Transmission Electron Microscopy to Study Gallium Nitride Transistors Grown on Sapphire and Silicon Substrates

Abstract

Ever since Gallium Nitride based high electron mobility transistor (HEMT) operation was demonstrated (Khan, 1993), there is a tremendous interest in the design and growth of GaN based transistors for high power device applications. The nitride semiconductors have wide application in the fields of high electron mobility transistors (HEMTs), light emitting diodes, and various high power electronic devices. The peak electron velocity, electron mobility in GaN surpasses the best performance reported from Si based devices. GaN and related materials are highly attractive for high power and high temperature electronic devices owing to their large bandgap energy (3.4 eV), high breakdown field (3 x 106 V/cm) (Pearton, 2006) and excellent chemical stability.

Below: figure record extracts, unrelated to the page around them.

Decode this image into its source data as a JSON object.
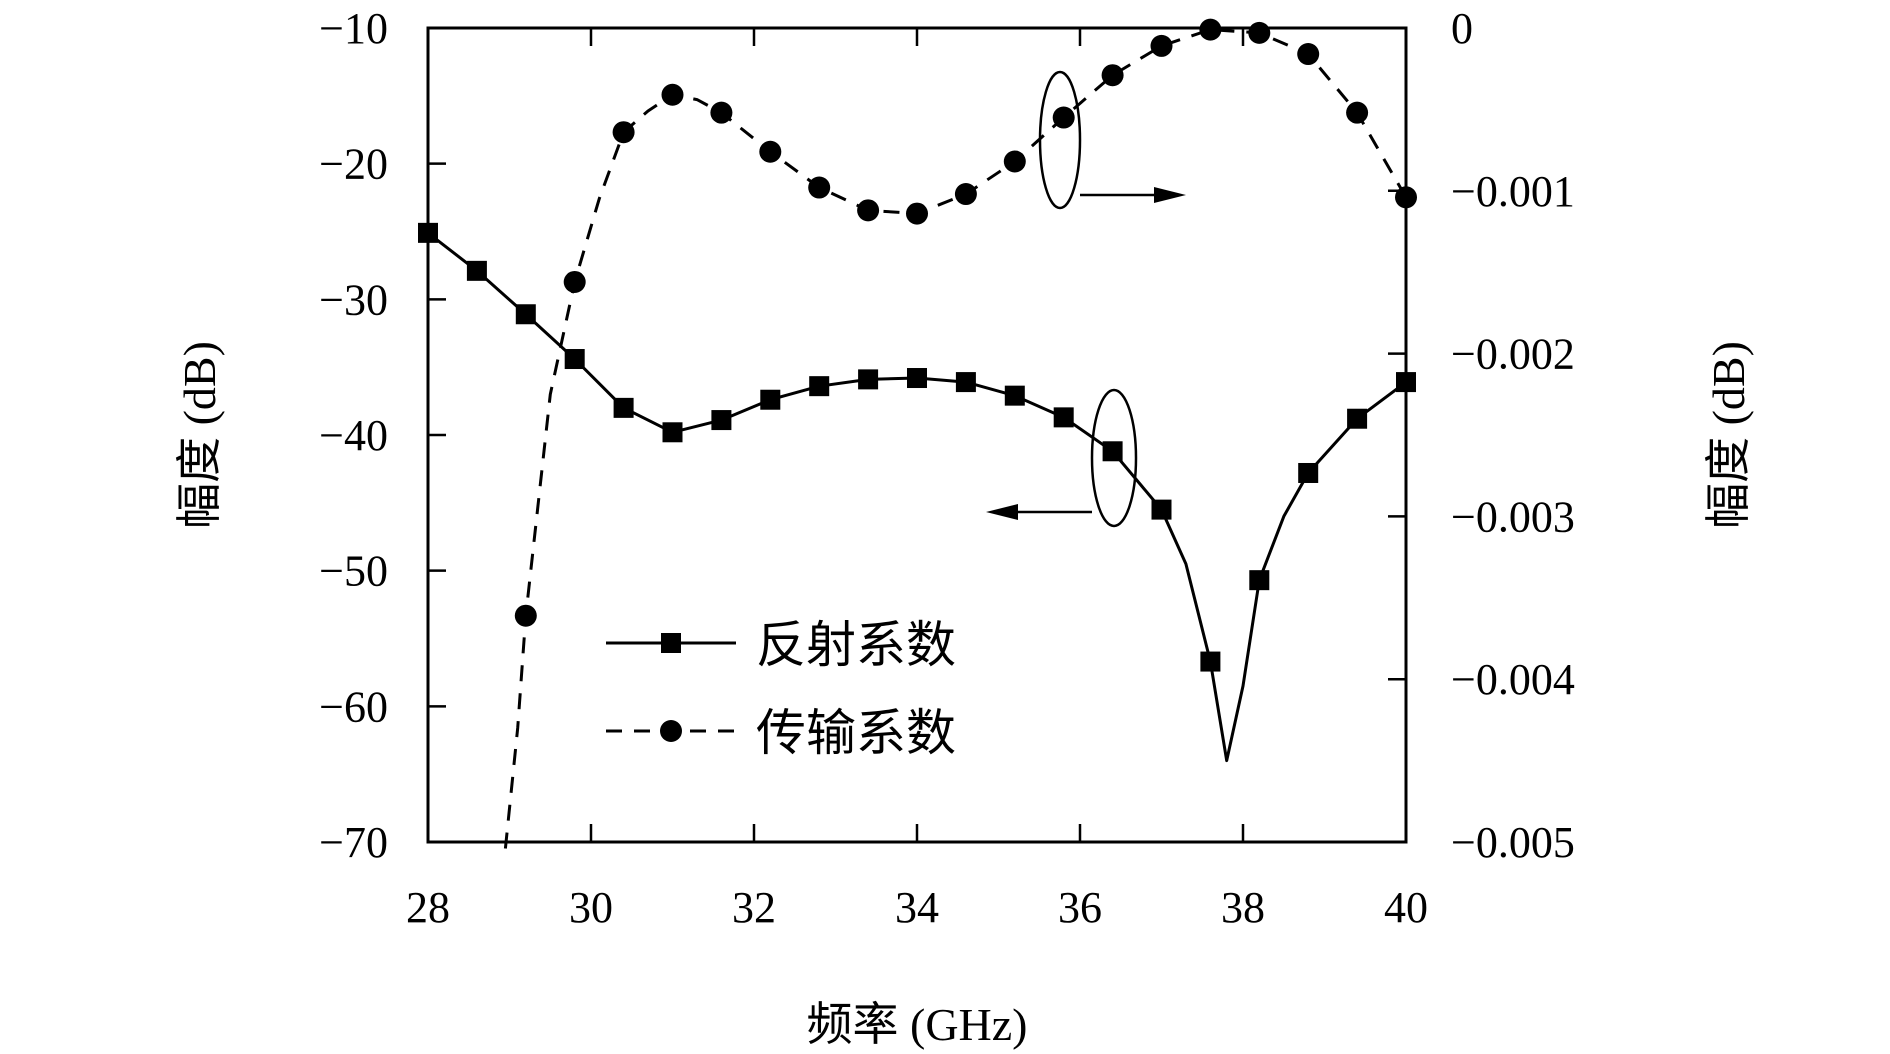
{
  "chart_data": {
    "type": "line",
    "xlabel": "频率 (GHz)",
    "ylabel_left": "幅度 (dB)",
    "ylabel_right": "幅度 (dB)",
    "xlim": [
      28,
      40
    ],
    "ylim_left": [
      -70,
      -10
    ],
    "ylim_right": [
      -0.005,
      0
    ],
    "x_ticks": [
      "28",
      "30",
      "32",
      "34",
      "36",
      "38",
      "40"
    ],
    "y_left_ticks": [
      "−10",
      "−20",
      "−30",
      "−40",
      "−50",
      "−60",
      "−70"
    ],
    "y_right_ticks": [
      "0",
      "−0.001",
      "−0.002",
      "−0.003",
      "−0.004",
      "−0.005"
    ],
    "legend_position": "bottom-left",
    "grid": false,
    "series": [
      {
        "name": "反射系数",
        "axis": "left",
        "line_style": "solid",
        "marker": "square",
        "curve": [
          [
            28,
            -25.1
          ],
          [
            28.6,
            -27.9
          ],
          [
            29.2,
            -31.1
          ],
          [
            29.8,
            -34.4
          ],
          [
            30.4,
            -38.0
          ],
          [
            31.0,
            -39.8
          ],
          [
            31.6,
            -38.9
          ],
          [
            32.2,
            -37.4
          ],
          [
            32.8,
            -36.4
          ],
          [
            33.4,
            -35.9
          ],
          [
            34.0,
            -35.8
          ],
          [
            34.6,
            -36.1
          ],
          [
            35.2,
            -37.1
          ],
          [
            35.8,
            -38.7
          ],
          [
            36.4,
            -41.2
          ],
          [
            37.0,
            -45.5
          ],
          [
            37.3,
            -49.5
          ],
          [
            37.6,
            -56.7
          ],
          [
            37.8,
            -64.0
          ],
          [
            38.0,
            -58.5
          ],
          [
            38.2,
            -50.7
          ],
          [
            38.5,
            -46.0
          ],
          [
            38.8,
            -42.8
          ],
          [
            39.4,
            -38.8
          ],
          [
            40.0,
            -36.1
          ]
        ],
        "markers": [
          [
            28,
            -25.1
          ],
          [
            28.6,
            -27.9
          ],
          [
            29.2,
            -31.1
          ],
          [
            29.8,
            -34.4
          ],
          [
            30.4,
            -38.0
          ],
          [
            31.0,
            -39.8
          ],
          [
            31.6,
            -38.9
          ],
          [
            32.2,
            -37.4
          ],
          [
            32.8,
            -36.4
          ],
          [
            33.4,
            -35.9
          ],
          [
            34.0,
            -35.8
          ],
          [
            34.6,
            -36.1
          ],
          [
            35.2,
            -37.1
          ],
          [
            35.8,
            -38.7
          ],
          [
            36.4,
            -41.2
          ],
          [
            37.0,
            -45.5
          ],
          [
            37.6,
            -56.7
          ],
          [
            38.2,
            -50.7
          ],
          [
            38.8,
            -42.8
          ],
          [
            39.4,
            -38.8
          ],
          [
            40.0,
            -36.1
          ]
        ]
      },
      {
        "name": "传输系数",
        "axis": "right",
        "line_style": "dashed",
        "marker": "circle",
        "curve": [
          [
            28.95,
            -0.00504
          ],
          [
            29.1,
            -0.0043
          ],
          [
            29.2,
            -0.00361
          ],
          [
            29.5,
            -0.00225
          ],
          [
            29.8,
            -0.00156
          ],
          [
            30.1,
            -0.00105
          ],
          [
            30.4,
            -0.00064
          ],
          [
            30.7,
            -0.00051
          ],
          [
            31.0,
            -0.00041
          ],
          [
            31.3,
            -0.00044
          ],
          [
            31.6,
            -0.00052
          ],
          [
            32.2,
            -0.00076
          ],
          [
            32.8,
            -0.00098
          ],
          [
            33.4,
            -0.00112
          ],
          [
            34.0,
            -0.00114
          ],
          [
            34.6,
            -0.00102
          ],
          [
            35.2,
            -0.00082
          ],
          [
            35.8,
            -0.00055
          ],
          [
            36.4,
            -0.00029
          ],
          [
            37.0,
            -0.00011
          ],
          [
            37.6,
            -1e-05
          ],
          [
            38.2,
            -3e-05
          ],
          [
            38.8,
            -0.00016
          ],
          [
            39.4,
            -0.00052
          ],
          [
            40.0,
            -0.00104
          ]
        ],
        "markers": [
          [
            29.2,
            -0.00361
          ],
          [
            29.8,
            -0.00156
          ],
          [
            30.4,
            -0.00064
          ],
          [
            31.0,
            -0.00041
          ],
          [
            31.6,
            -0.00052
          ],
          [
            32.2,
            -0.00076
          ],
          [
            32.8,
            -0.00098
          ],
          [
            33.4,
            -0.00112
          ],
          [
            34.0,
            -0.00114
          ],
          [
            34.6,
            -0.00102
          ],
          [
            35.2,
            -0.00082
          ],
          [
            35.8,
            -0.00055
          ],
          [
            36.4,
            -0.00029
          ],
          [
            37.0,
            -0.00011
          ],
          [
            37.6,
            -1e-05
          ],
          [
            38.2,
            -3e-05
          ],
          [
            38.8,
            -0.00016
          ],
          [
            39.4,
            -0.00052
          ],
          [
            40.0,
            -0.00104
          ]
        ]
      }
    ],
    "annotations": [
      {
        "kind": "ellipse-arrow",
        "series": "传输系数",
        "points_to": "right-axis"
      },
      {
        "kind": "ellipse-arrow",
        "series": "反射系数",
        "points_to": "left-axis"
      }
    ]
  }
}
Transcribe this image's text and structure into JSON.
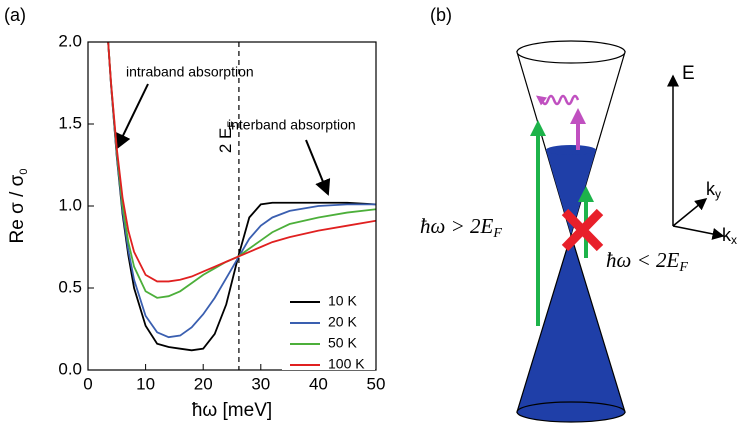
{
  "chart_data": {
    "type": "line",
    "panel_label": "(a)",
    "x_label": "ħω [meV]",
    "y_label": {
      "main": "Re σ / σ",
      "sub": "0"
    },
    "xlim": [
      0,
      50
    ],
    "ylim": [
      0,
      2
    ],
    "xticks": [
      0,
      10,
      20,
      30,
      40,
      50
    ],
    "yticks": [
      {
        "value": 0,
        "label": "0.0"
      },
      0.5,
      {
        "value": 1,
        "label": "1.0"
      },
      1.5,
      {
        "value": 2,
        "label": "2.0"
      }
    ],
    "x": [
      3.5,
      4,
      5,
      6,
      7,
      8,
      10,
      12,
      14,
      16,
      18,
      20,
      22,
      24,
      26,
      28,
      30,
      32,
      35,
      40,
      45,
      50
    ],
    "series": [
      {
        "name": "10 K",
        "color": "#000000",
        "values": [
          2.0,
          1.74,
          1.3,
          0.95,
          0.7,
          0.5,
          0.27,
          0.16,
          0.14,
          0.13,
          0.12,
          0.13,
          0.22,
          0.4,
          0.68,
          0.93,
          1.01,
          1.02,
          1.02,
          1.02,
          1.02,
          1.01
        ]
      },
      {
        "name": "20 K",
        "color": "#3a5fb0",
        "values": [
          2.0,
          1.74,
          1.31,
          0.97,
          0.73,
          0.55,
          0.33,
          0.23,
          0.2,
          0.21,
          0.26,
          0.34,
          0.44,
          0.56,
          0.68,
          0.8,
          0.88,
          0.93,
          0.97,
          1.0,
          1.01,
          1.01
        ]
      },
      {
        "name": "50 K",
        "color": "#4caf3a",
        "values": [
          2.0,
          1.75,
          1.33,
          1.0,
          0.78,
          0.63,
          0.48,
          0.44,
          0.45,
          0.48,
          0.53,
          0.58,
          0.62,
          0.66,
          0.69,
          0.74,
          0.79,
          0.84,
          0.89,
          0.93,
          0.96,
          0.98
        ]
      },
      {
        "name": "100 K",
        "color": "#e02020",
        "values": [
          2.0,
          1.75,
          1.35,
          1.05,
          0.85,
          0.72,
          0.58,
          0.54,
          0.54,
          0.55,
          0.57,
          0.6,
          0.63,
          0.66,
          0.69,
          0.72,
          0.75,
          0.78,
          0.81,
          0.85,
          0.88,
          0.91
        ]
      }
    ],
    "vline": {
      "x": 26.2,
      "label": {
        "main": "2 E",
        "sub": "F"
      }
    },
    "annotations": [
      "intraband absorption",
      "interband absorption"
    ]
  },
  "diagram": {
    "panel_label": "(b)",
    "axes": {
      "e": "E",
      "ky": {
        "main": "k",
        "sub": "y"
      },
      "kx": {
        "main": "k",
        "sub": "x"
      }
    },
    "transitions": [
      {
        "main": "ħω > 2E",
        "sub": "F"
      },
      {
        "main": "ħω < 2E",
        "sub": "F"
      }
    ]
  }
}
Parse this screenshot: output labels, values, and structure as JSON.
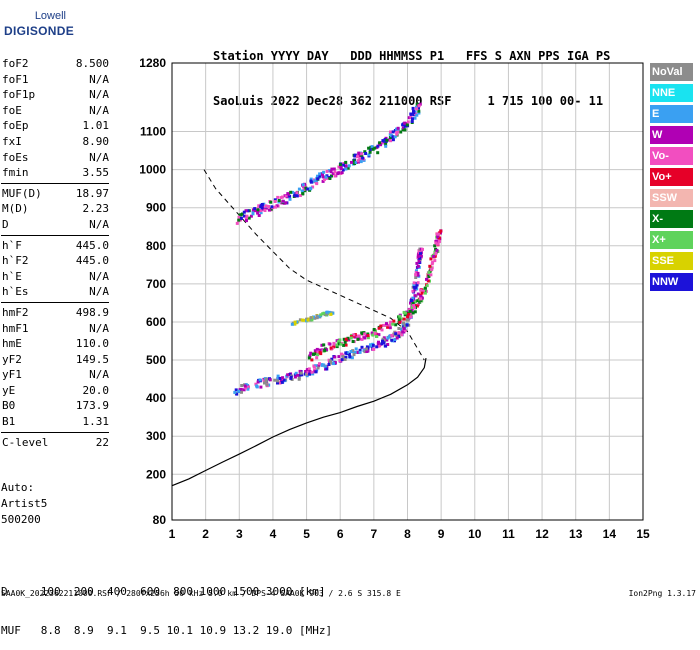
{
  "logo": {
    "top": "Lowell",
    "bottom": "DIGISONDE"
  },
  "header": {
    "line1": "Station YYYY DAY   DDD HHMMSS P1   FFS S AXN PPS IGA PS",
    "line2": "SaoLuis 2022 Dec28 362 211000 RSF     1 715 100 00- 11"
  },
  "params": [
    [
      {
        "label": "foF2",
        "value": "8.500"
      },
      {
        "label": "foF1",
        "value": "N/A"
      },
      {
        "label": "foF1p",
        "value": "N/A"
      },
      {
        "label": "foE",
        "value": "N/A"
      },
      {
        "label": "foEp",
        "value": "1.01"
      },
      {
        "label": "fxI",
        "value": "8.90"
      },
      {
        "label": "foEs",
        "value": "N/A"
      },
      {
        "label": "fmin",
        "value": "3.55"
      }
    ],
    [
      {
        "label": "MUF(D)",
        "value": "18.97"
      },
      {
        "label": "M(D)",
        "value": "2.23"
      },
      {
        "label": "D",
        "value": "N/A"
      }
    ],
    [
      {
        "label": "h`F",
        "value": "445.0"
      },
      {
        "label": "h`F2",
        "value": "445.0"
      },
      {
        "label": "h`E",
        "value": "N/A"
      },
      {
        "label": "h`Es",
        "value": "N/A"
      }
    ],
    [
      {
        "label": "hmF2",
        "value": "498.9"
      },
      {
        "label": "hmF1",
        "value": "N/A"
      },
      {
        "label": "hmE",
        "value": "110.0"
      },
      {
        "label": "yF2",
        "value": "149.5"
      },
      {
        "label": "yF1",
        "value": "N/A"
      },
      {
        "label": "yE",
        "value": "20.0"
      },
      {
        "label": "B0",
        "value": "173.9"
      },
      {
        "label": "B1",
        "value": "1.31"
      }
    ],
    [
      {
        "label": "C-level",
        "value": "22"
      }
    ]
  ],
  "auto": {
    "line1": "Auto:",
    "line2": "Artist5",
    "line3": "500200"
  },
  "footer": {
    "d_line": "D     100  200  400  600  800 1000 1500 3000 [km]",
    "muf_line": "MUF   8.8  8.9  9.1  9.5 10.1 10.9 13.2 19.0 [MHz]"
  },
  "source_line": "SAA0K_2022362211000.RSF / 280fx256h 50 kHz 5.0 km / DPS-4 SAA0K 903 / 2.6 S 315.8 E",
  "version": "Ion2Png 1.3.17",
  "legend": [
    {
      "label": "NoVal",
      "color": "#8c8c8c"
    },
    {
      "label": "NNE",
      "color": "#19e3f0"
    },
    {
      "label": "E",
      "color": "#3aa0f2"
    },
    {
      "label": "W",
      "color": "#b000b4"
    },
    {
      "label": "Vo-",
      "color": "#f24ec0"
    },
    {
      "label": "Vo+",
      "color": "#e60028"
    },
    {
      "label": "SSW",
      "color": "#f3b6b0"
    },
    {
      "label": "X-",
      "color": "#007a14"
    },
    {
      "label": "X+",
      "color": "#5fd35b"
    },
    {
      "label": "SSE",
      "color": "#d8d200"
    },
    {
      "label": "NNW",
      "color": "#1c12d9"
    }
  ],
  "chart_data": {
    "type": "scatter",
    "xlim": [
      1,
      15
    ],
    "ylim": [
      80,
      1280
    ],
    "xticks": [
      1,
      2,
      3,
      4,
      5,
      6,
      7,
      8,
      9,
      10,
      11,
      12,
      13,
      14,
      15
    ],
    "yticks": [
      80,
      200,
      300,
      400,
      500,
      600,
      700,
      800,
      900,
      1000,
      1100,
      1280
    ],
    "grid": true,
    "profile_curve": [
      [
        1.0,
        170
      ],
      [
        1.5,
        188
      ],
      [
        2.0,
        210
      ],
      [
        2.5,
        232
      ],
      [
        3.0,
        253
      ],
      [
        3.5,
        275
      ],
      [
        4.0,
        298
      ],
      [
        4.5,
        318
      ],
      [
        5.0,
        335
      ],
      [
        5.5,
        350
      ],
      [
        6.0,
        362
      ],
      [
        6.5,
        378
      ],
      [
        7.0,
        392
      ],
      [
        7.5,
        410
      ],
      [
        8.0,
        435
      ],
      [
        8.3,
        455
      ],
      [
        8.5,
        480
      ],
      [
        8.55,
        505
      ]
    ],
    "model_trace_dashed": [
      [
        1.95,
        1000
      ],
      [
        2.3,
        950
      ],
      [
        3.0,
        880
      ],
      [
        3.5,
        830
      ],
      [
        4.0,
        785
      ],
      [
        4.5,
        740
      ],
      [
        5.0,
        710
      ],
      [
        5.5,
        690
      ],
      [
        6.0,
        670
      ],
      [
        6.5,
        650
      ],
      [
        7.0,
        630
      ],
      [
        7.5,
        610
      ],
      [
        8.0,
        575
      ],
      [
        8.3,
        530
      ],
      [
        8.5,
        500
      ]
    ],
    "o_trace": [
      [
        2.8,
        422
      ],
      [
        3.5,
        440
      ],
      [
        4.0,
        450
      ],
      [
        4.5,
        458
      ],
      [
        5.0,
        470
      ],
      [
        5.5,
        490
      ],
      [
        6.0,
        510
      ],
      [
        6.5,
        525
      ],
      [
        7.0,
        540
      ],
      [
        7.5,
        560
      ],
      [
        7.8,
        580
      ],
      [
        8.0,
        610
      ],
      [
        8.1,
        650
      ],
      [
        8.2,
        700
      ],
      [
        8.3,
        760
      ],
      [
        8.35,
        795
      ]
    ],
    "x_trace": [
      [
        5.0,
        505
      ],
      [
        5.5,
        535
      ],
      [
        6.0,
        550
      ],
      [
        6.5,
        565
      ],
      [
        7.0,
        575
      ],
      [
        7.5,
        600
      ],
      [
        8.0,
        625
      ],
      [
        8.3,
        660
      ],
      [
        8.5,
        700
      ],
      [
        8.7,
        760
      ],
      [
        8.85,
        810
      ],
      [
        8.9,
        840
      ]
    ],
    "multihop_trace": [
      [
        2.9,
        875
      ],
      [
        3.5,
        895
      ],
      [
        4.0,
        915
      ],
      [
        4.5,
        935
      ],
      [
        5.0,
        960
      ],
      [
        5.5,
        985
      ],
      [
        6.0,
        1010
      ],
      [
        6.5,
        1035
      ],
      [
        7.0,
        1060
      ],
      [
        7.5,
        1090
      ],
      [
        8.0,
        1130
      ],
      [
        8.3,
        1170
      ]
    ],
    "spread_echo": [
      [
        4.5,
        600
      ],
      [
        5.0,
        610
      ],
      [
        5.5,
        625
      ],
      [
        5.8,
        630
      ]
    ]
  }
}
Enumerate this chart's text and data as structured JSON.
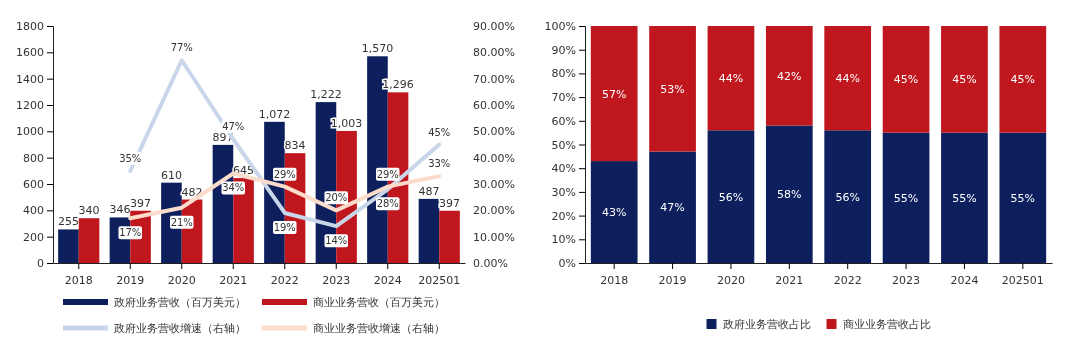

The growth of these nitrides layers require a substrate which should be cost effective and lattice matching to GaN. For over the past few decades, SiC, sapphire and silicon are the substrates commonly used for the growth of GaN for application as HEMTs, LEDs and other electronic devices. The choice of a suitable substrate for the growth of III-nitride semiconductor devices is very important as it influences the lattice mismatch and quality of GaN. Today most of the GaN based heterostructures (HSs) were grown either on c-plane (0001) sapphire or silicon. The GaN growths on silicon develop cracks due to high tensile stress and ends up in large number of threading dislocations. Poor matching between GaN and sapphire both in terms of lattice parameter and thermal expansion coefficient results in a high dislocation density as high as 109 – 1010 cm-2.